What’s the current environment?
We are having a record recruiting year and should be up 15 or 20 percent year over year for 2008 vs. 2007, which was a record year.
Over the years, we have successfully recruited in all channels – insurance, banking and financial institutions.
The major investment banks have represented about 30-33 percent, or one third, of recruits. Another third or so come from other independent firms. About 20 percent come from insurance companies and affiliates, and the remaining 10 or 15 percent are from other banks, such as regional institutions.
What factors are affecting today’s recruiting market?
Recruiting is always a push-pull process.
The pull for us is our national footprint, technology platform and advisor support – which are universal across our channels.
The push depends on how Wall Street is doing and what other firms’ clients are thinking; they may trust the advisor but not the broker-dealer. And some Wall Street advisors are having issues with succession planning.
How is this playing out for your firm?
For us, the ratio (or breakdown of advisors by firm type) has been consistent – but the volume of recruits has gone way up. Our leads through November 2008 were up 119 percent vs. 2007. It’s exploded.
We are talking with advisors who want to align with LPL Financial as a partner in the growth of their business.
Our goal is to be the best, not the largest, broker-dealer.
We identify those advisors wanting to go independent for the right reasons and then support them.
We have a large (recruiting) force involved in this consultative process in order to get advisors aligned with LPL Financial — 40 in the field.
What trends are you seeing?
We are recruiting more larger advisors in terms of production and assets under management. The average production has been up 20 percent, and in this environment, that is compelling.
And those in the pipeline are even more compelling. These prospective advisors, whom we have invited to visit with us, are up 48 percent year over year at their existing firms.
Thus, we are working with larger advisors with more sophisticated practices.
How are you hoping to take advantage of this?
The volatility in this space is making advisors look at independence for the first time. We are hearing that they are looking for a partner to move to and grow their practice.
Our scale makes the firm able to invest in our people, our infrastructure and more. And that is true at the practice level, too.

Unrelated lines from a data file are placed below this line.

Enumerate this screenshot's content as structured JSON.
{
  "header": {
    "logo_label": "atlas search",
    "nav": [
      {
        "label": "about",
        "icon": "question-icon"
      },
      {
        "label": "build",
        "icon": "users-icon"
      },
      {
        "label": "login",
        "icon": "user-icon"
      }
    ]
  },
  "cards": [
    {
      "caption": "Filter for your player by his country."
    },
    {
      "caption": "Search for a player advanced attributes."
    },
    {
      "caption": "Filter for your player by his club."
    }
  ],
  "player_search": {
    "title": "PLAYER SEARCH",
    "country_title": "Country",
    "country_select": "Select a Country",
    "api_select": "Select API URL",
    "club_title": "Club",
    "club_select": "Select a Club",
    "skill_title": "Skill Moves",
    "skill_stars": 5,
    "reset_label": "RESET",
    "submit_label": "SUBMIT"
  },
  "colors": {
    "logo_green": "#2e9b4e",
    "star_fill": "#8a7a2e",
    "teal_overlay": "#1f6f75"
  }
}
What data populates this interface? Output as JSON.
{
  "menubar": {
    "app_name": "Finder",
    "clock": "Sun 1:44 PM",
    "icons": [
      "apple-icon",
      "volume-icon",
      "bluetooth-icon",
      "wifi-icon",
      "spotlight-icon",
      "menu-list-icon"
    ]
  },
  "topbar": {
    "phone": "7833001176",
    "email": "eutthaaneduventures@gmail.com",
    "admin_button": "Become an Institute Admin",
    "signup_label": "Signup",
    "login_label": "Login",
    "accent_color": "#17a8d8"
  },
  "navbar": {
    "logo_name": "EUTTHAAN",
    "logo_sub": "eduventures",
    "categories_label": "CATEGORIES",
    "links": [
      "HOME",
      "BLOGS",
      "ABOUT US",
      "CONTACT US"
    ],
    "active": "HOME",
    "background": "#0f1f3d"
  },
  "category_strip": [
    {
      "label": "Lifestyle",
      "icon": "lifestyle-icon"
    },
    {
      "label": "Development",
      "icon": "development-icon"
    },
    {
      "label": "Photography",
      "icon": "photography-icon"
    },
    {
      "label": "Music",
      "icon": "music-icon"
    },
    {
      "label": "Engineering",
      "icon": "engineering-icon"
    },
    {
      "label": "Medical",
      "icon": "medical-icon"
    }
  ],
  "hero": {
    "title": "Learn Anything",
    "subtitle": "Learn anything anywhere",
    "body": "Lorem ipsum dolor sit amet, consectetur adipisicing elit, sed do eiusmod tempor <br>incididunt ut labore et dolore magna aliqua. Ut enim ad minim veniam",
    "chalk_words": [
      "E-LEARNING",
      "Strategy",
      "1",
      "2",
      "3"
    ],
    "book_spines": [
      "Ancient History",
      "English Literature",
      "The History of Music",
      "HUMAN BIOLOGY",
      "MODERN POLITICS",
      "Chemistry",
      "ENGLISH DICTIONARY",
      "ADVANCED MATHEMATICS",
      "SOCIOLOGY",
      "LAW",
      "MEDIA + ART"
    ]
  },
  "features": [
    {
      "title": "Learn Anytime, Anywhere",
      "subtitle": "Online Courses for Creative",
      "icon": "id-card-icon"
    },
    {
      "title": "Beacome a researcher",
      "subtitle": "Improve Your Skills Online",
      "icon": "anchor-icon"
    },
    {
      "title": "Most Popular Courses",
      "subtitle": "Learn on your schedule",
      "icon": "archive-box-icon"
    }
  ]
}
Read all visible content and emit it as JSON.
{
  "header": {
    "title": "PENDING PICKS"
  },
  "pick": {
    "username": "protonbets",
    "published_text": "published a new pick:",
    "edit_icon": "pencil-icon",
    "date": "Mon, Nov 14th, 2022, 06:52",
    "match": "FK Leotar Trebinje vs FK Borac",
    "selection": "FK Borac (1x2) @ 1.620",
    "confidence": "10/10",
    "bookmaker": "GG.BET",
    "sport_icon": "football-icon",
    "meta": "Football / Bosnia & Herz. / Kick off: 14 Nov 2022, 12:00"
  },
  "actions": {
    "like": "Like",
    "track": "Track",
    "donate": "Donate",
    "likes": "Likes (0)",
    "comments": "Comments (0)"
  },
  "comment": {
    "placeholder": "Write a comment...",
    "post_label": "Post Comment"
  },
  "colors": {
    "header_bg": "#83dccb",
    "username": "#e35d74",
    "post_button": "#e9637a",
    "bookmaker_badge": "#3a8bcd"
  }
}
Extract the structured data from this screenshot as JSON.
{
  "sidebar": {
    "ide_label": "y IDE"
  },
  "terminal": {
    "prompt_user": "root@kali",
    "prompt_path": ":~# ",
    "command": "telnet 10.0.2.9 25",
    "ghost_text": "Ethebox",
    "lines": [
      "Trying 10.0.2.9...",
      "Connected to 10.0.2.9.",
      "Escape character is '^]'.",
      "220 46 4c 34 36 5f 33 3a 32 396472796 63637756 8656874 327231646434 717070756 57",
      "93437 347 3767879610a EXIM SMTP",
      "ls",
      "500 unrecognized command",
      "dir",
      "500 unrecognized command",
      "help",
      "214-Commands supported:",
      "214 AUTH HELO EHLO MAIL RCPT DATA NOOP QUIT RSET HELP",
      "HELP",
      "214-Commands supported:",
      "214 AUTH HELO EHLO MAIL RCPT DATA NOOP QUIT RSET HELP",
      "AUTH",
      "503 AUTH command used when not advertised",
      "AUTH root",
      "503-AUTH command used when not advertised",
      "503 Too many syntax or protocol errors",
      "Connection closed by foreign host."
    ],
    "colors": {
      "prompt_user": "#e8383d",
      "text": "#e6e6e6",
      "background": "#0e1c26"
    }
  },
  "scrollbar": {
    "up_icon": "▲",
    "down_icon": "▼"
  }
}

By aligning advisors with branch managers, they can leave their existing firms and then take on more clients thanks to our scale — administrative and technological. Through our in-branch recruiting programs, advisors who are not sure if they want to acquire their own space, labor, etc., can be matched with an existing LPL Financial branch that fits their needs
We have a strong national footprint, with 3,500 branches with an OSJ (office of supervisory jurisdiction) and about 6,000 branch locations overall.